Any decision to prescribe must take into account the relevant GMC guidance and the relevant NHS Trust governance procedures for unlicensed medicines in the normal way. As a minimum, we would expect that approval for use is granted on a named patient basis by the Drug and Therapeutics Committee Chair or Trust Medical Director. It is also good practice to discuss use of cannabis-based products for medicinal use with a peer clinician in the same Specialist Register of the General Medical Council. Any such discussions should be appropriately documented.

On the positive side, there is clarification that CBD products are legal:

Products falling within Schedule 2 will contain varying quantities and ratios of THC and CBD and may be available in a range of pharmaceutical forms, including as the herbal material (grown as a medicinal product and passing a quality threshold) or as extracts formulated for example as oils and capsules.
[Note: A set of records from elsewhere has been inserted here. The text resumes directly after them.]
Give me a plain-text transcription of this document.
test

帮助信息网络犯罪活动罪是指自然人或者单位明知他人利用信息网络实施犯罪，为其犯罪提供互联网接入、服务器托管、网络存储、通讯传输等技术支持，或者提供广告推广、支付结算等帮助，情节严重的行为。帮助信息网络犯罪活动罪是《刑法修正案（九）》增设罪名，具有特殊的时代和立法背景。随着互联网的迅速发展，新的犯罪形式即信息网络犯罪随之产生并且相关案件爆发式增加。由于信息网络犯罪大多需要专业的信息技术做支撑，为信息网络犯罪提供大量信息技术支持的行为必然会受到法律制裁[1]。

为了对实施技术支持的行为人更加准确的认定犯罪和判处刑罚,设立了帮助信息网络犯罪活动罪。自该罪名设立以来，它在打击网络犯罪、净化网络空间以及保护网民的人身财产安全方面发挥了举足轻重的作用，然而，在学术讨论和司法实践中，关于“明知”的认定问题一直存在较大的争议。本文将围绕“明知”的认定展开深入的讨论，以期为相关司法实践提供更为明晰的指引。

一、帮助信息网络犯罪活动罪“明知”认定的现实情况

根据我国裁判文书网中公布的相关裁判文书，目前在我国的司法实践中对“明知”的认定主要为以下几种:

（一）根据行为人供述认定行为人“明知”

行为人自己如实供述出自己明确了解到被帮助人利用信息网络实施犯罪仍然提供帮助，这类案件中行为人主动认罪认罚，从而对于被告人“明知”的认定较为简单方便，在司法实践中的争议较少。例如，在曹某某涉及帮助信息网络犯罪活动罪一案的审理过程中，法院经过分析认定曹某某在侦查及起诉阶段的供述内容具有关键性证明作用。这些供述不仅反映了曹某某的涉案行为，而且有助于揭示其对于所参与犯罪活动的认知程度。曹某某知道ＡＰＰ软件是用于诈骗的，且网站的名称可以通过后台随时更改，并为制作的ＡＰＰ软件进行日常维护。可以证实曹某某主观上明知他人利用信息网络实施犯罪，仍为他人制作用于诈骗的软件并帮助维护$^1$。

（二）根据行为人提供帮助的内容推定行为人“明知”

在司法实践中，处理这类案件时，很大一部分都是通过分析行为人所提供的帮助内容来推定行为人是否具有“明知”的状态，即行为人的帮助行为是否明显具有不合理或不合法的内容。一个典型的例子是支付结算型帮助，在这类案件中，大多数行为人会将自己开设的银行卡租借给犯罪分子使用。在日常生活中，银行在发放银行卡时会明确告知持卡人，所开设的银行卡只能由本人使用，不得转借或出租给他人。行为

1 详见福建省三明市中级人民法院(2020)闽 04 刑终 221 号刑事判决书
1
Manufacturers should adhere to Good Manufacturing Practice (GMP). ‘Pure CBD’ is not a controlled drug for the purposes of the 1971 Misuse of Drugs Act.

But there is also clarification that CBD products containing THC remain illegal, meaning CBD isolate products are going to be the only legal ones, and those people selling CBD products even with 0.2% THC are technically breaking the law. This includes the CBD flowers that people are selling in shops and online:

In the opinion of the Home Office, any CBD product that contains any amount of THC will be a controlled drug within the meaning of the 1971 Misuse of Drugs Act, except under very specific circumstances. Therefore using cannabis-based products that do not meet the official definition of a cannabis-based product for medicinal use (such as home-grown or street cannabis) for therapeutic benefit is illegal and potentially dangerous and patients should be reminded of this. The evidence that cannabis and some of its constituents can be addictive and harmful is well known and is not disputed by recent science.

In summary, this is medical cannabis product legalisation NOT legalisation of cannabis as a medicine. Unless the cannabis is produced in a GMP facility and prescribed to the named individual, it isn’t legal.

Someone just moved the goalposts and a whole lot of patients got tangled up in the net.

You can read the guidelines in full here.

Comments (2)

  1. Its a complete theft of cannabis from the public domain to hand it over to big pharma and licenced cherry picked government growers. Look at Canada, running all the years of expertise out of the movement by increasing fines yet selling poorly grown ill thought out product as a cartel. Million dollar fines for landlords caught renting to a dispensary in Toronto. The only acceptable change in cannabis laws is to remove it from the criminal books the same way it was added!